I offered, “In my experience, dreams create a balance. If we are leaning too far in a waking situation, the dream will help push the dreamer in the other direction—in this case, a story about rape to help you push back.”

“So, there's nothing really wrong with the friend?” Lana asked.

I responded, “Well, it’s about him, too! You say his comments have made you feel pushed, uncomfortable, and even creepy with his lack of respect for your space. His appearance in your dream links you to the same invasive kind of feeling your mom’s behaviour has triggered in you.”

“Yes, it does ... Now, does the scenery have anything to do with the dream? Because we are back in my high school locker room showers.”

I responded, “If this was my dream, my high school shower room reminds me of getting naked and exposed in front of my friends. I remember feeling self-conscious of my body and exposed.”

Lana connected with the feelings again. “Wow, I have been feeling super self-conscious lately. I've been feeling a little down about my weight and how my body looks. It's summertime now, and everyone is wearing bathing suits.”

I suggested, “You are reflecting on different situations simultaneously. Welcome to the world of dreaming! You’ll want to bring these feelings about your body outside, to discuss during the daylight, with a friend you trust or a counsellor.”

What We Can Learn

At first glance, the different pieces of this discussion seem disconnected.

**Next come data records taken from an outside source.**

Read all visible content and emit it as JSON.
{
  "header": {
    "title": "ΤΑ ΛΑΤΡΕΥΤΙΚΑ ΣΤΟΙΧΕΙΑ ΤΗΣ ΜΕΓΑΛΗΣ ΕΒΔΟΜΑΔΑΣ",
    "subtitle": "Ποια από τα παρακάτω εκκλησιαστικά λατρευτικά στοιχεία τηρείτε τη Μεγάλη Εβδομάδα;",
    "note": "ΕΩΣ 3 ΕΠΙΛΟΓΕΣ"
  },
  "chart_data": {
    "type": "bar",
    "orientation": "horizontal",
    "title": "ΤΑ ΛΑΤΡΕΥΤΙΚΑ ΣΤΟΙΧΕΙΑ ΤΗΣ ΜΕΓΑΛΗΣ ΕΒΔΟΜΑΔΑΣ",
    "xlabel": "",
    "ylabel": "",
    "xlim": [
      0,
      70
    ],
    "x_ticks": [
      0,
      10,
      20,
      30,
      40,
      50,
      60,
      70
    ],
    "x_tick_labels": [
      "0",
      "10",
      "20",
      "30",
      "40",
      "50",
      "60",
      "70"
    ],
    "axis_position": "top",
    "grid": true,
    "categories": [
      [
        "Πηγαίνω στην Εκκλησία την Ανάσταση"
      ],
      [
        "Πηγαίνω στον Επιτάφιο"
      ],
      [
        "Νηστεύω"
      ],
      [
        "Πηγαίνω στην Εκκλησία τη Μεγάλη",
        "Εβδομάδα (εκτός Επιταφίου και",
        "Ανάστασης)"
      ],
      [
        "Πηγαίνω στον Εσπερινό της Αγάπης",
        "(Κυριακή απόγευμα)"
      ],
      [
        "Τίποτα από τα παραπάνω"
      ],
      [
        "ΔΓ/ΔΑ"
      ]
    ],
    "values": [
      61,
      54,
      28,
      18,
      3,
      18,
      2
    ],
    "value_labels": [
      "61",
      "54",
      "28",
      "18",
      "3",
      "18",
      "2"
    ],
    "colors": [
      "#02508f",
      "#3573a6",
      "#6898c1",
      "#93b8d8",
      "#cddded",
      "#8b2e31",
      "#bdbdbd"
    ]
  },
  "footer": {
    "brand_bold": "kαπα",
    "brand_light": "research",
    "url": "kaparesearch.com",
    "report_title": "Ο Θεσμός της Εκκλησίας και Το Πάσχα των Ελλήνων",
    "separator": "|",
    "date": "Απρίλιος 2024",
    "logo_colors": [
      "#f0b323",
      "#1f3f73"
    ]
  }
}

There is the sexual assault from Lana’s boyfriend’s friend, who really has harassed her; her feeling of powerlessness with her mom; the fact that her dad recently passed away; and finally, the exposure and vulnerability of a high school locker room shower.

Powerlessness. Vulnerability. Shame. Self-consciousness. Lana is at a difficult moment, experiencing these different but related feelings, and the conflict with her mother is bringing them to the fore. Her distress may be aggravated by her isolation from her father’s family, with whom she wants to come together in this time of grief.

Her silence with her mother intensifies all the emotions. The dream reveals the situation—in the rape where she doesn’t fight back. And it reveals the solution—in the subsequent dreams, where she does fight back. She has already taken steps to take control of these feelings with the harassing “friend.” Now she can follow the same promptings with her mother, and by talking through her feelings over body image with a trusted friend.